Making Sense of Online Reviews: A Machine Learning Approach: An Abstract
It is estimated that 80% of companies’ data is unstructured. Unstructured data, or data that is not predefined by numerical values, continues to grow at a rapid pace. Images, text, videos and voice are all examples of unstructured data. Companies can use this type of data to leverage novel insights unavailable through more easily manageable, structured data. Unstructured data, however, creates a challenge since it often requires substantial coding prior to performing an analysis. The purpose of this study is to describe the steps and introduce computational methods that can be adopted to further explore unstructured, online reviews. The unstructured nature of online reviews requires extensive text analytics processing.
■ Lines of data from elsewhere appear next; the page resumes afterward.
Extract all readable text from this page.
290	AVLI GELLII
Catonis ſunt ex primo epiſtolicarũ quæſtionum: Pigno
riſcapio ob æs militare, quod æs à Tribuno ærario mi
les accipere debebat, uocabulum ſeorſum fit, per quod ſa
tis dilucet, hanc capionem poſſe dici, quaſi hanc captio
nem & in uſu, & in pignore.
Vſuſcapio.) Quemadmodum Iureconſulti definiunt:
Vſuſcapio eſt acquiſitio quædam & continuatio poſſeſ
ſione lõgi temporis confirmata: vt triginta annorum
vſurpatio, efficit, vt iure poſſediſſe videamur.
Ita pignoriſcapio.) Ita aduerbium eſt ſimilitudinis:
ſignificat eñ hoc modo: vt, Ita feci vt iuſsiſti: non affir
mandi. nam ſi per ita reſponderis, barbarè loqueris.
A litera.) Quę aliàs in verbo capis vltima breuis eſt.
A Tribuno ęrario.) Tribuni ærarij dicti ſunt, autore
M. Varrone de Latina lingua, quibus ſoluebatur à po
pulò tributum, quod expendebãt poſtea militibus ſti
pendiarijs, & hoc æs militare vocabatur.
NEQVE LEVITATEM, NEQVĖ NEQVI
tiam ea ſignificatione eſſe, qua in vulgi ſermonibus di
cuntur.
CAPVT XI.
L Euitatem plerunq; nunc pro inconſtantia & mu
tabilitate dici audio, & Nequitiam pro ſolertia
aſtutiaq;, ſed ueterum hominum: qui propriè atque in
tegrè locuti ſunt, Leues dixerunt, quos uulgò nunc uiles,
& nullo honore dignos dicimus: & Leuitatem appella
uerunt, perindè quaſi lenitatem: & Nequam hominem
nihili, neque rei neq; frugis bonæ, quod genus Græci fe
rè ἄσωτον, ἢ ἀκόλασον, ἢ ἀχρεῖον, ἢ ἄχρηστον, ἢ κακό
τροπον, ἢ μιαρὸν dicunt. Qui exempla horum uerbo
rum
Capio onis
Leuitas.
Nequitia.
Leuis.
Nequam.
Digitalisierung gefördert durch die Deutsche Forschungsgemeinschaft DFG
This study introduces methods for text analytics including tokenization at the sentence level, lemmatization or stemming to reduce inflectional forms of the words appearing in the text, and ‘bag of n-grams’ approach. We will also introduce lexicon-based feature engineering and methods to develop new lexicons for capturing theoretically established constructs and relationships that are specific to the domain of study. The numeric features generated in the analysis will then be analyzed using machine learning algorithms. This process can be applied to the analysis of other unstructured data such as dyadic information exchange between customer service, salespeople, customers and channel members. Although not a comprehensive set of examples, companies can apply results from unstructured data analysis to examine a variety of outcomes related to customer decisions, managing channels and mitigating potential crisis situations. Understanding interdisciplinary methods of analyzing unstructured data is critical as the availability of this type of data continues to accelerate and enables researchers to develop theoretical contributions within the marketing discipline.
Harrison, Dana E. and Ajjan, Haya, "Making Sense of Online Reviews: A Machine Learning Approach: An Abstract" (2020). ETSU Faculty Works. 523.